Les sept syndicats, dont l’USD-FO, exigent aussi un accompagnement social à cette réforme et cela ont-ils indiqué au ministère, passe par le maintien des douaniers à résidence, autrement dit le reclassement des agents, et si possible sur des postes douaniers, dans leur département de résidence...
Maintenir les agents dans leur lieu actuel de vie
Dans ce domaine de l’accompagnement, est demandé aussi que le préavis (avant la suppression matérielle d’un poste) soit allongé. Il faut maintenir dans leur zone de vie actuelle les agents qui seront transférés à la DGFIP
insiste Salvatore Lunesu, soulignant la difficulté que cela induit en termes de postes possibles sachant que les agents de la DGFIP sont sept fois plus nombreux que ceux des douanes
. Signe encore des mauvais traitements subis ces dernières années par les services douaniers : une quinzaine de départements ne disposent plus du tout d’implantations douanières. Une difficulté de plus pour maintenir les agents dans leurs zones actuelles de vie.
A Toulon illustre le militant, dans le service dédié aux droits annuels de francisation et de navigation (DAFN) et comptant 28 agents, seuls douze resteraient en poste. Que deviendront les seize autres ?
Et les exemples se multiplient. A Metz, le service créé en 2013 pour la gestion de l’écotaxe sur le transport routier a subi quatre restructurations en huit ans. Soixante agents, des locaux, avaient été recrutés sur dossiers. Maintenant, le gouvernement ne sait plus que faire d’eux !

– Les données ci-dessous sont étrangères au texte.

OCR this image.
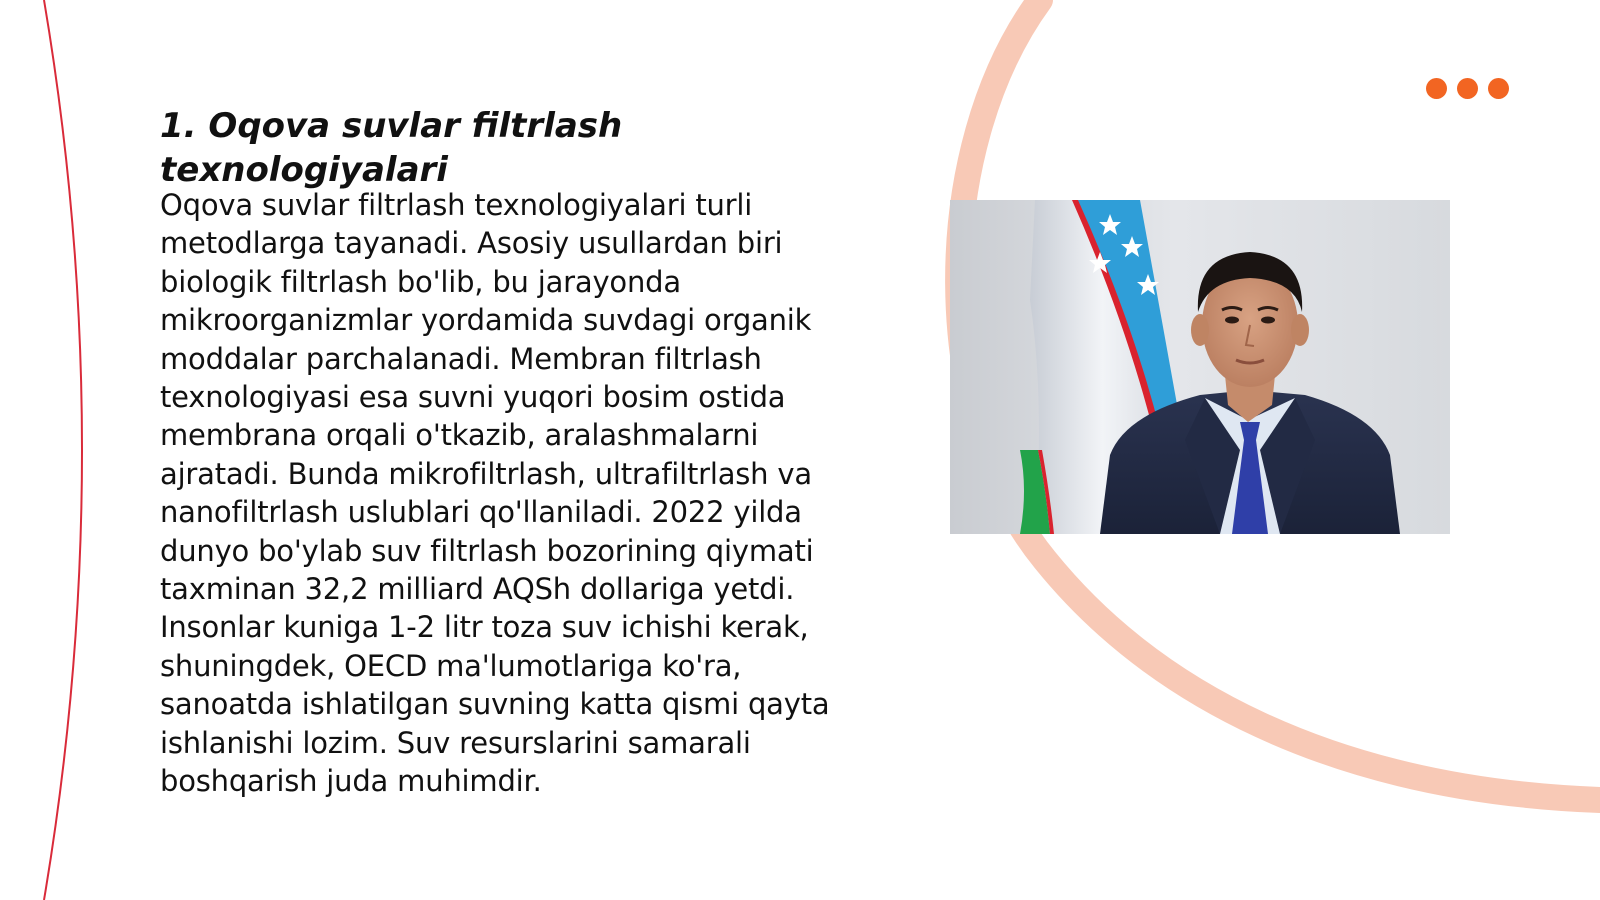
1. Oqova suvlar filtrlash texnologiyalari

Oqova suvlar filtrlash texnologiyalari turli metodlarga tayanadi. Asosiy usullardan biri biologik filtrlash bo'lib, bu jarayonda mikroorganizmlar yordamida suvdagi organik moddalar parchalanadi. Membran filtrlash texnologiyasi esa suvni yuqori bosim ostida membrana orqali o'tkazib, aralashmalarni ajratadi. Bunda mikrofiltrlash, ultrafiltrlash va nanofiltrlash uslublari qo'llaniladi. 2022 yilda dunyo bo'ylab suv filtrlash bozorining qiymati taxminan 32,2 milliard AQSh dollariga yetdi. Insonlar kuniga 1-2 litr toza suv ichishi kerak, shuningdek, OECD ma'lumotlariga ko'ra, sanoatda ishlatilgan suvning katta qismi qayta ishlanishi lozim. Suv resurslarini samarali boshqarish juda muhimdir.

Promotions, conditions de travail, retraites...
Plus largement insiste Salvatore Lunesu on veut des mesures de compensation (à cette réforme, Ndlr) pour tous les agents
. Dans la liste des revendications, les syndicats ont ainsi inscrit l’amélioration significative des taux de promotion. Il faut une augmentation de ces promotions, et à hauteur de plusieurs centaines et qu’elles concernent toutes les catégories de personnels
appuie le militant, s’exprimant le 10 mars au nom de l’union douanière USD-FO tandis que la secrétaire générale du SND-FO, Marie-Jeanne Catala, positive au Covid, ne pouvait participer au rassemblement syndical.
Dans les revendications, il est question aussi de l’amélioration des conditions de vie et de travail. Cela comprend tant l’amélioration de différentes primes que l’octroi de matériel supplémentaires, le remplacement de véhicule de travail...
La question de la retraite, et son amélioration, prend aussi toute sa place dans cette liste. Les agents de surveillance qui ont effectué un service actif pendant 27 ans peuvent partir en retraite à 57 ans. Mais pour l’instant, conséquences des réformes, s’ils continuent de travailler au-delà de cet âge, ils perdent, à partir de 60 ans, le bénéfice de leurs trimestres cotisés en plus. On a surcotisé, on veut donc récupérer ce qui a été surcotisé
résume Salvatore Lunesu. Le ministère doit dès à présent entendre et répondre à toutes ces revendications portées notamment par FO.